La Bolsa española puso fin a su reciente racha alcista con una corrección del 0,65 % en el IBEX 35, que cerró la sesión en torno a los 14.163 puntos, lastrada principalmente por las caídas en el sector bancario y la presión de las tensiones comerciales internacionales.
El retroceso del selectivo se produjo en un contexto de creciente incertidumbre por el anuncio de nuevos aranceles por parte de Estados Unidos. La administración Trump confirmó que a partir del 1 de agosto se aplicarán tarifas del 50 % sobre productos como el cobre, generando inquietud en los mercados globales y alimentando la volatilidad. Esta política proteccionista volvió a poner en primer plano el temor a una escalada en la guerra comercial, con Europa y Asia en el punto de mira.
En el mercado español, los valores financieros protagonizaron los descensos más pronunciados. Indra lideró las pérdidas con una caída del 2,85 %, seguida por Banco Santander (‑1,93 %), CaixaBank (‑1,77 %) y Mapfre (‑1,6 %). Estos retrocesos evidencian un repliegue de los inversores ante la posibilidad de un entorno global menos favorable para el crédito y las inversiones transfronterizas.
Por el lado positivo, destacaron las acereras. ArcelorMittal subió un 2,8 %, mientras que Acerinox avanzó un 2 %, beneficiándose del reposicionamiento táctico de carteras hacia activos industriales más resilientes. También registraron ganancias significativas Puig (+1,95 %), Grifols (+1,88 %) y Rovi (+0,81 %), en un contexto donde los valores defensivos y ligados a sectores básicos se mostraron más sólidos.
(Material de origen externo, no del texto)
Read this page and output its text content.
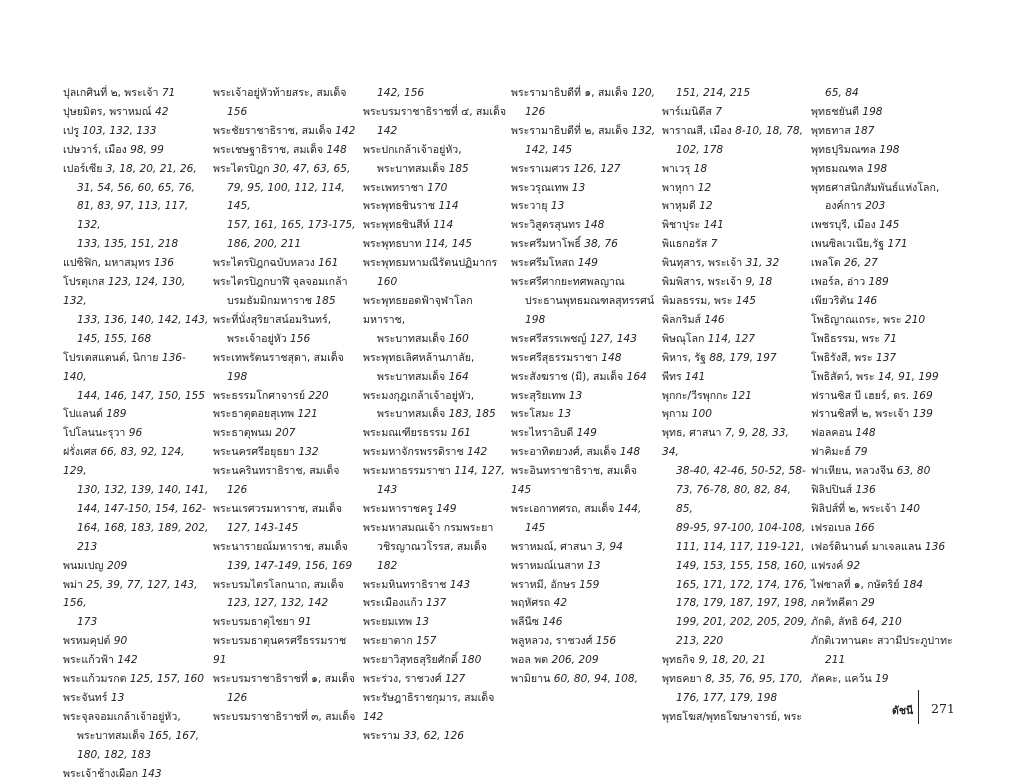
ปุลเกศินที่ ๒, พระเจ้า 71
ปุษยมิตร, พราหมณ์ 42
เปรู 103, 132, 133
เปษวาร์, เมือง 98, 99
เปอร์เซีย 3, 18, 20, 21, 26,
31, 54, 56, 60, 65, 76,
81, 83, 97, 113, 117, 132,
133, 135, 151, 218
แปซิฟิก, มหาสมุทร 136
โปรตุเกส 123, 124, 130, 132,
133, 136, 140, 142, 143,
145, 155, 168
โปรเตสแตนต์, นิกาย 136-140,
144, 146, 147, 150, 155
โปแลนด์ 189
โปโลนนะรุวา 96
ฝรั่งเศส 66, 83, 92, 124, 129,
130, 132, 139, 140, 141,
144, 147-150, 154, 162-
164, 168, 183, 189, 202,
213
พนมเปญ 209
พม่า 25, 39, 77, 127, 143, 156,
173
พรหมคุปต์ 90
พระแก้วฟ้า 142
พระแก้วมรกต 125, 157, 160
พระจันทร์ 13
พระจุลจอมเกล้าเจ้าอยู่หัว,
พระบาทสมเด็จ 165, 167,
180, 182, 183
พระเจ้าช้างเผือก 143
พระเจ้าอยู่หัวท้ายสระ, สมเด็จ
156
พระชัยราชาธิราช, สมเด็จ 142
พระเชษฐาธิราช, สมเด็จ 148
พระไตรปิฎก 30, 47, 63, 65,
79, 95, 100, 112, 114, 145,
157, 161, 165, 173-175,
186, 200, 211
พระไตรปิฎกฉบับหลวง 161
พระไตรปิฎกบาฬี จุลจอมเกล้า
บรมธัมมิกมหาราช 185
พระที่นั่งสุริยาสน์อมรินทร์,
พระเจ้าอยู่หัว 156
พระเทพรัตนราชสุดา, สมเด็จ
198
พระธรรมโกศาจารย์ 220
พระธาตุดอยสุเทพ 121
พระธาตุพนม 207
พระนครศรีอยุธยา 132
พระนครินทราธิราช, สมเด็จ
126
พระนเรศวรมหาราช, สมเด็จ
127, 143-145
พระนารายณ์มหาราช, สมเด็จ
139, 147-149, 156, 169
พระบรมไตรโลกนาถ, สมเด็จ
123, 127, 132, 142
พระบรมธาตุไชยา 91
พระบรมธาตุนครศรีธรรมราช 91
พระบรมราชาธิราชที่ ๑, สมเด็จ
126
พระบรมราชาธิราชที่ ๓, สมเด็จ
142, 156
พระบรมราชาธิราชที่ ๔, สมเด็จ
142
พระปกเกล้าเจ้าอยู่หัว,
พระบาทสมเด็จ 185
พระเพทราชา 170
พระพุทธชินราช 114
พระพุทธชินสีห์ 114
พระพุทธบาท 114, 145
พระพุทธมหามณีรัตนปฏิมากร
160
พระพุทธยอดฟ้าจุฬาโลกมหาราช,
พระบาทสมเด็จ 160
พระพุทธเลิศหล้านภาลัย,
พระบาทสมเด็จ 164
พระมงกุฎเกล้าเจ้าอยู่หัว,
พระบาทสมเด็จ 183, 185
พระมณเฑียรธรรม 161
พระมหาจักรพรรดิราช 142
พระมหาธรรมราชา 114, 127,
143
พระมหาราชครู 149
พระมหาสมณเจ้า กรมพระยา
วชิรญาณวโรรส, สมเด็จ 182
พระมหินทราธิราช 143
พระเมืองแก้ว 137
พระยมเทพ 13
พระยาตาก 157
พระยาวิสุทธสุริยศักดิ์ 180
พระร่วง, ราชวงศ์ 127
พระรัษฎาธิราชกุมาร, สมเด็จ 142
พระราม 33, 62, 126
พระรามาธิบดีที่ ๑, สมเด็จ 120,
126
พระรามาธิบดีที่ ๒, สมเด็จ 132,
142, 145
พระราเมศวร 126, 127
พระวรุณเทพ 13
พระวายุ 13
พระวิสูตรสุนทร 148
พระศรีมหาโพธิ์ 38, 76
พระศรีมโหสถ 149
พระศรีศากยะทศพลญาณ
ประธานพุทธมณฑลสุทรรศน์
198
พระศรีสรรเพชญ์ 127, 143
พระศรีสุธรรมราชา 148
พระสังฆราช (มี), สมเด็จ 164
พระสุริยเทพ 13
พระโสมะ 13
พระไหราอิบดี 149
พระอาทิตยวงศ์, สมเด็จ 148
พระอินทราชาธิราช, สมเด็จ 145
พระเอกาทศรถ, สมเด็จ 144,
145
พราหมณ์, ศาสนา 3, 94
พราหมณ์เนสาท 13
พราหมี, อักษร 159
พฤหัศรถ 42
พลีนีซ 146
พลูหลวง, ราชวงศ์ 156
พอล พต 206, 209
พามิยาน 60, 80, 94, 108,
151, 214, 215
พาร์เมนิดีส 7
พาราณสี, เมือง 8-10, 18, 78,
102, 178
พาเวรุ 18
พาหุกา 12
พาหุมดี 12
พิชาปุระ 141
พิแธกอรัส 7
พินทุสาร, พระเจ้า 31, 32
พิมพิสาร, พระเจ้า 9, 18
พิมลธรรม, พระ 145
พิลกริมส์ 146
พิษณุโลก 114, 127
พิหาร, รัฐ 88, 179, 197
พีทร 141
พุกกะ/วีรพุกกะ 121
พุกาม 100
พุทธ, ศาสนา 7, 9, 28, 33, 34,
38-40, 42-46, 50-52, 58-
73, 76-78, 80, 82, 84, 85,
89-95, 97-100, 104-108,
111, 114, 117, 119-121,
149, 153, 155, 158, 160,
165, 171, 172, 174, 176,
178, 179, 187, 197, 198,
199, 201, 202, 205, 209,
213, 220
พุทธกิจ 9, 18, 20, 21
พุทธคยา 8, 35, 76, 95, 170,
176, 177, 179, 198
พุทธโฆส/พุทธโฆษาจารย์, พระ
65, 84
พุทธชยันตี 198
พุทธทาส 187
พุทธปุริมณฑล 198
พุทธมณฑล 198
พุทธศาสนิกสัมพันธ์แห่งโลก,
องค์การ 203
เพชรบุรี, เมือง 145
เพนซิลเวเนีย,รัฐ 171
เพลโต 26, 27
เพอร์ล, อ่าว 189
เพียวริตัน 146
โพธิญาณเถระ, พระ 210
โพธิธรรม, พระ 71
โพธิรังสี, พระ 137
โพธิสัตว์, พระ 14, 91, 199
ฟรานซิส บี เฮยร์, ดร. 169
ฟรานซิสที่ ๒, พระเจ้า 139
ฟอลคอน 148
ฟาคิมะฮ์ 79
ฟาเหียน, หลวงจีน 63, 80
ฟิลิปปินส์ 136
ฟิลิปส์ที่ ๒, พระเจ้า 140
เฟรอเบล 166
เฟอร์ดินานด์ มาเจลแลน 136
แฟรงค์ 92
ไฟซาลที่ ๑, กษัตริย์ 184
ภควัทคีตา 29
ภักติ, ลัทธิ 64, 210
ภักติเวทานตะ สวามีประภูปาทะ
211
ภัคคะ, แคว้น 19
ดัชนี 271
Pese a la caída del IBEX, el resto de las bolsas europeas cerraron con tono positivo, impulsadas por expectativas de estímulo monetario. Las actas de la última reunión de la Reserva Federal revelaron una postura más flexible, con varios miembros dispuestos a apoyar recortes de tipos si las condiciones económicas lo exigen. Esta visión acomodaticia permitió que los índices europeos registraran avances moderados, en contraste con el repliegue del índice madrileño.
La jornada dejó claro que la incertidumbre comercial sigue marcando el ritmo de los mercados. En este entorno, el IBEX 35 muestra señales de mayor cautela, con movimientos más selectivos por sectores y mayor sensibilidad a la geopolítica global.